After heavy contemplation, he turned on the old man and glared as he unconsciously flexed his arms.
“Once I do this, you will go to the hospital and check on your daughter.”
“Shizuo -”
“You will check on her, and you will beg for her forgiveness. And you won’t leave her side until she recovers. Those are my conditions.”
Takuro lowered his eyes briefly, then meekly asked, “And you won’t notify anyone? I…no one must know about this, Shizuo-kun. You must understand.”
The man said nothing, but turned away and approached the ominous mirror.
"Get out so I can work."
Shizuo lowered his hand and doubled over, breathing heavily from the exhausting ordeal. Takuro peeked his head back into the room and cautiously approached. “Is it done? Is it gone?”
The man was disgusting, and Shizuo found that he couldn’t look at him. Just being in the same room made him feel hollow, and the sensation drained him almost as much as fighting the spirit did. He thought he knew Takuro as a kind man who cared about his family, about his neighbors who he had always treated as family. He had been an extension of his adopted family, and Shizuo had fond memories of the man that he was desperate to hold onto and cherish. But it was clear to him that anyone was capable of the cruelty necessary to abandon one’s own child. Trust had been tainted by revulsion.
He wiped the sweat from his forehead and turned to the door, pointedly avoiding looking in Takuro’s direction.
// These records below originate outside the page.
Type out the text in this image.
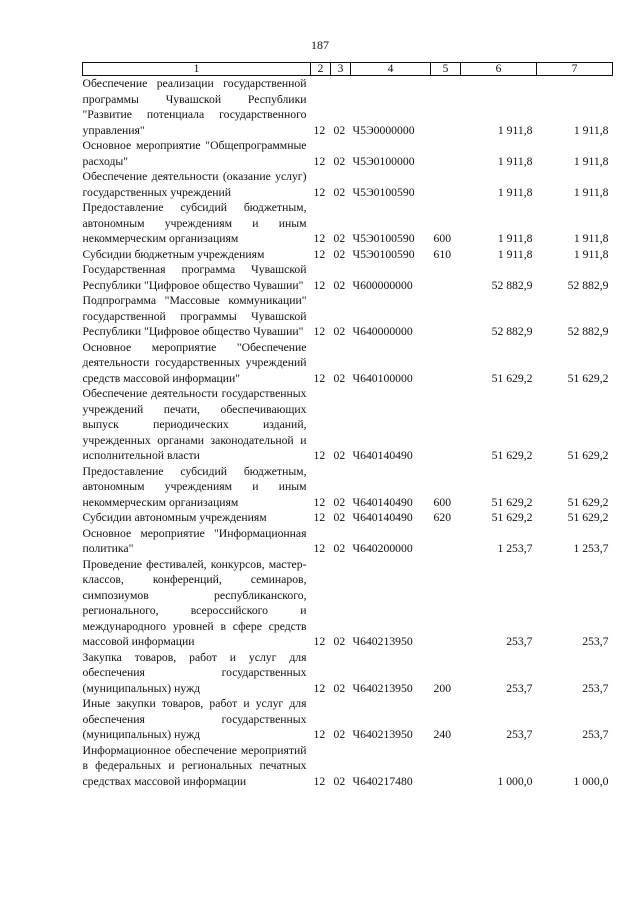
187
1	2	3	4	5	6	7
Обеспечение реализации государственной программы Чувашской Республики "Развитие потенциала государственного управления"	12	02	Ч5Э0000000		1 911,8	1 911,8
Основное мероприятие "Общепрограммные расходы"	12	02	Ч5Э0100000		1 911,8	1 911,8
Обеспечение деятельности (оказание услуг) государственных учреждений	12	02	Ч5Э0100590		1 911,8	1 911,8
Предоставление субсидий бюджетным, автономным учреждениям и иным некоммерческим организациям	12	02	Ч5Э0100590	600	1 911,8	1 911,8
Субсидии бюджетным учреждениям	12	02	Ч5Э0100590	610	1 911,8	1 911,8
Государственная программа Чувашской Республики "Цифровое общество Чувашии"	12	02	Ч600000000		52 882,9	52 882,9
Подпрограмма "Массовые коммуникации" государственной программы Чувашской Республики "Цифровое общество Чувашии"	12	02	Ч640000000		52 882,9	52 882,9
Основное мероприятие "Обеспечение деятельности государственных учреждений средств массовой информации"	12	02	Ч640100000		51 629,2	51 629,2
Обеспечение деятельности государственных учреждений печати, обеспечивающих выпуск периодических изданий, учрежденных органами законодательной и исполнительной власти	12	02	Ч640140490		51 629,2	51 629,2
Предоставление субсидий бюджетным, автономным учреждениям и иным некоммерческим организациям	12	02	Ч640140490	600	51 629,2	51 629,2
Субсидии автономным учреждениям	12	02	Ч640140490	620	51 629,2	51 629,2
Основное мероприятие "Информационная политика"	12	02	Ч640200000		1 253,7	1 253,7
Проведение фестивалей, конкурсов, мастер-классов, конференций, семинаров, симпозиумов республиканского, регионального, всероссийского и международного уровней в сфере средств массовой информации	12	02	Ч640213950		253,7	253,7
Закупка товаров, работ и услуг для обеспечения государственных (муниципальных) нужд	12	02	Ч640213950	200	253,7	253,7
Иные закупки товаров, работ и услуг для обеспечения государственных (муниципальных) нужд	12	02	Ч640213950	240	253,7	253,7
Информационное обеспечение мероприятий в федеральных и региональных печатных средствах массовой информации	12	02	Ч640217480		1 000,0	1 000,0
“Thank you, Kanagawa-san, for all that you have done. For always treating me like family and making me feel like I belong even after I found out where I came from.”
The old man smiled and began his amiable and grateful reply, but he was cut off and physically recoiled when Shizuo finally turned his gaze toward him. His eyes were blackened by hatred.
“Expect a full investigation into your household within the hour.”